Para especialista e delegados, integração entre polícias e investigações deve ser priorizada para impedir ações como a de Botucatu e prender responsáveis

São Paulo|Fabíola Perez e Kaique Dalapola, do R7

Armamento apreendido em Botucatu (SP)
Armamento apreendido em Botucatu (SP) Armamento apreendido em Botucatu (SP)

Fuzis à mão. Bloqueios e monitoramento de rodovias. Bombardeios às bases da Polícia Militar. A dinâmica que possibilitou os ataques às agências bancárias na cidade de Botucatu, no interior de São Paulo, na madrugada de quinta-feira (30) expõe uma estratégia de ação conhecida por policiais civis do Estado, mas, segundo eles, difícil de se evitar.

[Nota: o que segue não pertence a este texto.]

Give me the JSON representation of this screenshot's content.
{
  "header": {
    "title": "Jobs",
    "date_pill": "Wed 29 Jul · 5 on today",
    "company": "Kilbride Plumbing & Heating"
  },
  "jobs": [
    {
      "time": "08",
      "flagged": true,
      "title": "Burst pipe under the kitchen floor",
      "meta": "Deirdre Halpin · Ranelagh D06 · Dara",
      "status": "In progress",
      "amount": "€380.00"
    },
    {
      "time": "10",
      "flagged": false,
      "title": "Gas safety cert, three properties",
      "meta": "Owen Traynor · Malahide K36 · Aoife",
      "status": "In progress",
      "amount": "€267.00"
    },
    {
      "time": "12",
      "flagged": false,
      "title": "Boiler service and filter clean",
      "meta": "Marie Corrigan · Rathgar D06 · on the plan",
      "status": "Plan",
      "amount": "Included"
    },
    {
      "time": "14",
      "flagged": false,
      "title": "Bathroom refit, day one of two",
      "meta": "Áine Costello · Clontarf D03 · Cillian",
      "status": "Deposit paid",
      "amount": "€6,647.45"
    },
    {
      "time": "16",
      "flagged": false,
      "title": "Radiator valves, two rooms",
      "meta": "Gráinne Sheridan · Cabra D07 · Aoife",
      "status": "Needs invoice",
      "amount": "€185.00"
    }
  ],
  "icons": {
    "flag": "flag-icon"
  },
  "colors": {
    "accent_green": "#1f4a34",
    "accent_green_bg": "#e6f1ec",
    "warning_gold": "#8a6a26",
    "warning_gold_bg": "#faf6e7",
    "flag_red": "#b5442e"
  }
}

“Não tenho dúvida de que a célula criminosa que chefia essas ações é composta pelas mesmas pessoas”, afirma o delegado titular da delegacia de homicídios de Araçatuba, Antônio Paulo Natal. Segundo ele, os assaltos organizados em municípios do interior seguem o mesmo padrão nos últimos anos. Além do ataque mais recente, em Botucatu, houve um ataque a Ourinhos em maio, em Bragança Paulista no mês passado, e há um ano aconteceu o assalto em Guararema.

Para o professor de Gestão Pública da FGV (Fundação Getúlio Vargas) Rafael Alcadipani, membro do Fórum Brasileiro de Segurança Pública, agir em crimes como esse "requer uma integração entre as agências, que as polícias, o Ministério Público e Receita Federal troquem informações, e é preciso ter equipamentos de primeira linha para fazer interceptações telefônicas, além de policiais bem preparados e bem remunerados".

A inteligência para impedir que grandes crimes praticados por organizações criminosas, sobretudo pela facção PCC (Primeiro Comando da Capital), está centralizada no Ministério Público da região de Presidente Prudente, conta o senador Major Olímpio, que atuou por 29 anos como policial militar no Estado de São Paulo.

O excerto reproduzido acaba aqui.